AMBarbosa opened this issue · comments

With some datasets, I'm getting an error when using the outliers test. Here's an example where this happens:

dat <- read.csv("https://raw.githubusercontent.com/AMBarbosa/files/main/elephant.csv")

dat_cc <- clean_coordinates(dat, lon = "decimalLongitude", lat = "decimalLatitude", 
          species = "species", tests = "outliers")

# Testing coordinate validity
# Flagged 0 records.
# Testing geographic outliers
# Error in h(simpleError(msg, call)) : 
#   error in evaluating the argument 'x' in selecting a method for function 'ext': [vect] the variable name(s) in argument `geom` are not in `x`
# In addition: Warning message:
#   In cc_outl(otl_test, lon = lon, lat = lat, species = species, method = outliers_method,  :
#                Using raster approximation.

packageVersion("CoordinateCleaner")
# [1] ‘3.0’

I am running in the same issues.
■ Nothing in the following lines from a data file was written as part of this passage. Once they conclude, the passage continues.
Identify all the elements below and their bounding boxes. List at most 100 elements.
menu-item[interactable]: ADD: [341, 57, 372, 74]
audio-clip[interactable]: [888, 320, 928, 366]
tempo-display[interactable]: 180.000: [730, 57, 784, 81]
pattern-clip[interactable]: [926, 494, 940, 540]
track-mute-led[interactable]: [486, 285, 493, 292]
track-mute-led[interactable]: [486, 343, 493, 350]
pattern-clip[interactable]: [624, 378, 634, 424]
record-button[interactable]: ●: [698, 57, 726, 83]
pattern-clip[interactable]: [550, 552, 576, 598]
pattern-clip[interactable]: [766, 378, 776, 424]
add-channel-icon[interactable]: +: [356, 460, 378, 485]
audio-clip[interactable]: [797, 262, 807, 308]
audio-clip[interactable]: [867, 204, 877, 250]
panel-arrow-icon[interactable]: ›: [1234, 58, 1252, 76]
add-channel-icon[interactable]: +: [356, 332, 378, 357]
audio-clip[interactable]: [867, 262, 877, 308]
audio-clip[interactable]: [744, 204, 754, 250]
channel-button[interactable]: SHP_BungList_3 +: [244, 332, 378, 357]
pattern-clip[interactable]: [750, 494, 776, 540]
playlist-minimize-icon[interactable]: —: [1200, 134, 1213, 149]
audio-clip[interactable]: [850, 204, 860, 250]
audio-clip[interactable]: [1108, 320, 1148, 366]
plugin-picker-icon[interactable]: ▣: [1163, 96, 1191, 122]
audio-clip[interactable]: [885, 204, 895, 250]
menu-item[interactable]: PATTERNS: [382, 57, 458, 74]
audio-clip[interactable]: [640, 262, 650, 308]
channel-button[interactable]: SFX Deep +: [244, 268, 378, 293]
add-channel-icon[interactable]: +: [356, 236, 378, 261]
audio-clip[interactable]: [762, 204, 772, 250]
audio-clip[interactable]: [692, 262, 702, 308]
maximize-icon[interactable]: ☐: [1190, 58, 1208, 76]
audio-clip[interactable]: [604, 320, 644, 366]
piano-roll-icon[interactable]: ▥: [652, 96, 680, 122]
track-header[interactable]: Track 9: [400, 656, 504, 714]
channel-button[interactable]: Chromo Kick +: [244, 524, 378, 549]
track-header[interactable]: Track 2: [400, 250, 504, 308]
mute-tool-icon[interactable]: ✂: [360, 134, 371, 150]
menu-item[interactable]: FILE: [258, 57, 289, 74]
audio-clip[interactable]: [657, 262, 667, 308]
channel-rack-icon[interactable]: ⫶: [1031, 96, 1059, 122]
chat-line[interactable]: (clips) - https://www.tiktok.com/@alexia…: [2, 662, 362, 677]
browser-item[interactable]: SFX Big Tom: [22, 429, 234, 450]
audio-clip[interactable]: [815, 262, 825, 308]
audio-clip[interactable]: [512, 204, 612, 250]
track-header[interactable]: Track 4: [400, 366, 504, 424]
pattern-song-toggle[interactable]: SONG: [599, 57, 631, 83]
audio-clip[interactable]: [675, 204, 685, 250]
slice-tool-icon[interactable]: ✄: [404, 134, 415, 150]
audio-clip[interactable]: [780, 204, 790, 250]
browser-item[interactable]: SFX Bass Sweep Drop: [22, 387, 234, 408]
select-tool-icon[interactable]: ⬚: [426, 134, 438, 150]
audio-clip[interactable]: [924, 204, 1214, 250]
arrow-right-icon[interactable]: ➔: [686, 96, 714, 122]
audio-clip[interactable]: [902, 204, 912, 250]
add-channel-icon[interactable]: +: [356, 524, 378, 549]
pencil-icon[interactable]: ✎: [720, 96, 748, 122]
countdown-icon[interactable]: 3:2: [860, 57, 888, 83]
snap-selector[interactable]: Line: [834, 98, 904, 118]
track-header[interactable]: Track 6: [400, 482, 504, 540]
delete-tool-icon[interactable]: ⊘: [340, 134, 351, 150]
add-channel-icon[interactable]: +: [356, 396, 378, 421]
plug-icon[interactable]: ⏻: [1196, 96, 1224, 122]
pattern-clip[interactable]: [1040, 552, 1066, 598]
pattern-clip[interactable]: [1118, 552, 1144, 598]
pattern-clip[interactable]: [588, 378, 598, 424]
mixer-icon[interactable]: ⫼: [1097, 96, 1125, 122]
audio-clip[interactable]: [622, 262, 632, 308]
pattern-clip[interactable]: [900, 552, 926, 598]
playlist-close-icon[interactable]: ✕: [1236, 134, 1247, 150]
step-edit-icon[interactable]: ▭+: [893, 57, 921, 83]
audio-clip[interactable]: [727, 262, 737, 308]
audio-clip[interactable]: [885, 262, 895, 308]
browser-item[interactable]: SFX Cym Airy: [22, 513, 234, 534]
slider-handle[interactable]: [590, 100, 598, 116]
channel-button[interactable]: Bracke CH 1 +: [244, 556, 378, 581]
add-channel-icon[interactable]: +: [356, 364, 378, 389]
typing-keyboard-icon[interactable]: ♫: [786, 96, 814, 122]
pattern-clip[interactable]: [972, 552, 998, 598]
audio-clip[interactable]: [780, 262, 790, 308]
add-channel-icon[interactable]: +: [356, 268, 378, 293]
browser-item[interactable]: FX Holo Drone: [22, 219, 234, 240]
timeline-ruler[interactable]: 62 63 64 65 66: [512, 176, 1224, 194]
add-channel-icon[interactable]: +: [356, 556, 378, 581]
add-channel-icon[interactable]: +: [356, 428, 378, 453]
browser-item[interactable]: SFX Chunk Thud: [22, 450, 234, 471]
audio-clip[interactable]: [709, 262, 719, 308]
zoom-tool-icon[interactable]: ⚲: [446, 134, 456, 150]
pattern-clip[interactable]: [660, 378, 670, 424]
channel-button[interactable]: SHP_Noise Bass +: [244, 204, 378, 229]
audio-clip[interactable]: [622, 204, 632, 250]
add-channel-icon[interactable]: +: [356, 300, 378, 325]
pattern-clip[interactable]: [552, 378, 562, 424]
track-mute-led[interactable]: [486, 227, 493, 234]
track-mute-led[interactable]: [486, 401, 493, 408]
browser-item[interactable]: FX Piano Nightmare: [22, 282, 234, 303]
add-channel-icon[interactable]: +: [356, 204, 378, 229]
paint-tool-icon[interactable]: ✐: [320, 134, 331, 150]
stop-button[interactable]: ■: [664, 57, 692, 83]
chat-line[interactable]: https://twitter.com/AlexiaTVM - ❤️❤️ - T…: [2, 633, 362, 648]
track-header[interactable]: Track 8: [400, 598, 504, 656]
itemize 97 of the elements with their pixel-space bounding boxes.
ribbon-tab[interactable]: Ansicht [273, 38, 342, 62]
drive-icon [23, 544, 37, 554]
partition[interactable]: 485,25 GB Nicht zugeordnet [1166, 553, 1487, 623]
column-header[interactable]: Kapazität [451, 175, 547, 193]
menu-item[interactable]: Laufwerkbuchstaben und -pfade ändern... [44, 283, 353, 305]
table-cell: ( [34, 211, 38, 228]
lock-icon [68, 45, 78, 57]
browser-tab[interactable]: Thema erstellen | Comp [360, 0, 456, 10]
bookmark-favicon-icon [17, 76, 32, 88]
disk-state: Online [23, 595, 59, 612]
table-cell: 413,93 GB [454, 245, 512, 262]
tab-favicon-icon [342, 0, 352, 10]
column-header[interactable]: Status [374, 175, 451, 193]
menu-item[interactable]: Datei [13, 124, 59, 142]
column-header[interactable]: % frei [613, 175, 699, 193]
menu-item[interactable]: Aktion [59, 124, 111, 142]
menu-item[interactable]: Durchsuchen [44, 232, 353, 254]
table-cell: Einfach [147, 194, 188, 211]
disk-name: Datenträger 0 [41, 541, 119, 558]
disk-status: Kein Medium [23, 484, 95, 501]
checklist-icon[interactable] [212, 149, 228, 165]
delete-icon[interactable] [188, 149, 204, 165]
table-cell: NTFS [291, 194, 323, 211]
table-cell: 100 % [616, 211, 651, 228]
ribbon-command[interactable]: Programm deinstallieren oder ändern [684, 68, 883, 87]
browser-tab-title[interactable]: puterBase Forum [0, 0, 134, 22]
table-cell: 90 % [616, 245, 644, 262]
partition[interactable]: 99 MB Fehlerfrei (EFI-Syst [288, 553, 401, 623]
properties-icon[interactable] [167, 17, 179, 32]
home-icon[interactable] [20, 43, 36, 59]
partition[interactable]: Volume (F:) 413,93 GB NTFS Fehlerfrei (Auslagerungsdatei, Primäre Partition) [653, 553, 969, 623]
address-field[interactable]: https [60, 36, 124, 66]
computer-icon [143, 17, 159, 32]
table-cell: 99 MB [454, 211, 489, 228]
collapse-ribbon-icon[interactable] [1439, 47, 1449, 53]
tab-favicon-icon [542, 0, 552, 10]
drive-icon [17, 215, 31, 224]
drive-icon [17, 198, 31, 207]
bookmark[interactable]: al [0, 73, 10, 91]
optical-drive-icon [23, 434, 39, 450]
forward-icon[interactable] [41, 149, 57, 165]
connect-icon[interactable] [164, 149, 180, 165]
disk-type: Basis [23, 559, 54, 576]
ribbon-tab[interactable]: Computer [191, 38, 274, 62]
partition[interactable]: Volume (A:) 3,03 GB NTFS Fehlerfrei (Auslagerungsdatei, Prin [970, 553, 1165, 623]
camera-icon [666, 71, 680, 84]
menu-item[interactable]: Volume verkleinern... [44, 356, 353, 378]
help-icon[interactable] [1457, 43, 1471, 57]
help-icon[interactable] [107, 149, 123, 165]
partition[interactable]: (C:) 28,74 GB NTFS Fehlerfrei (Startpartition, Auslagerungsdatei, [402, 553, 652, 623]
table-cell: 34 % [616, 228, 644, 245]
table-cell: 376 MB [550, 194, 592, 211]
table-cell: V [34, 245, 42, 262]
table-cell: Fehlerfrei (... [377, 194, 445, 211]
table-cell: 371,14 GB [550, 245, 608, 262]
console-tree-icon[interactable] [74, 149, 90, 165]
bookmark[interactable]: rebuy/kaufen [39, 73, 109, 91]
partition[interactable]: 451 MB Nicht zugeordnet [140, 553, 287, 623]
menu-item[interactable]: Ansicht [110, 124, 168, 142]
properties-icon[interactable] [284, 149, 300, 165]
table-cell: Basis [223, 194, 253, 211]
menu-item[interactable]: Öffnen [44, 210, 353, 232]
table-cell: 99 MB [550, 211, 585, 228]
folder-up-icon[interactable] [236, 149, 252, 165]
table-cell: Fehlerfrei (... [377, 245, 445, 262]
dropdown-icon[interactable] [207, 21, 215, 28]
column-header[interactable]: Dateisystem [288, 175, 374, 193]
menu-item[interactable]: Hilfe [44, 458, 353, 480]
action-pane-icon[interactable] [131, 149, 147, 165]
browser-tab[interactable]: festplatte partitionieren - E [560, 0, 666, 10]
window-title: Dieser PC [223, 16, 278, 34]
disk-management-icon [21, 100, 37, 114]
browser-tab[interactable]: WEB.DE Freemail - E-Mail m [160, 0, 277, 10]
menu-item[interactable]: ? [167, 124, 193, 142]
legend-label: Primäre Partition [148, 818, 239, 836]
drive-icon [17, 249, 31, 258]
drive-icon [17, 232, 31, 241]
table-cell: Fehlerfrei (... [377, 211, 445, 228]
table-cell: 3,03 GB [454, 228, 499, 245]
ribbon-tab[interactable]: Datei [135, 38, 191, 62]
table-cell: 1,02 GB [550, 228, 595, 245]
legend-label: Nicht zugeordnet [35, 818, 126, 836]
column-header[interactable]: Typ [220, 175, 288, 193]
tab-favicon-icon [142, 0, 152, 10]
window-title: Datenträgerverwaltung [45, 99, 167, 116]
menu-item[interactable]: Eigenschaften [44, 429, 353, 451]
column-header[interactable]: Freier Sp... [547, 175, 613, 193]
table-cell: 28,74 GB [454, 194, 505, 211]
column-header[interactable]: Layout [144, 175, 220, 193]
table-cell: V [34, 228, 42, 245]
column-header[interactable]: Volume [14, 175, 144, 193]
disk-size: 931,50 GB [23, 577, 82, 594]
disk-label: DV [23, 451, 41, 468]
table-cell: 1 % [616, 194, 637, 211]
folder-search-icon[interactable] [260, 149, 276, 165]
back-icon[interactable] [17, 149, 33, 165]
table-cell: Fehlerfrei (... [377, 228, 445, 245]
My first guess is that this is based on ras_create(), and more specifically the terra::vect() function. Currently the function doesn't consider the name of the lon/lat col names.

ex <- terra::ext(terra::vect(x[, c(lon, lat)], geom=c(lon, lat))) + thinning_res * 2

Also, I think the new name of terra objects is lyr.1 and not layer

I think my PR #92 might fix all this, but please double check :)

The terra::vect() function takes "lon" and "lat" as the default coordinate column names; but in CoordinateCleaner::cc_outl(), the default values for lon and lat are "decimalLongitude" and "decimalLatitude" respectively, so they do need to be specified to terra::vect(). @mhesselbarth's PR should fix it. I'm just a bit puzzled as to why the error doesn't occur with all datasets that have outliers.

I think the issue only occurs if a raster is used to detect outliers, which is not the case for all species? But I haven't looked into that too much.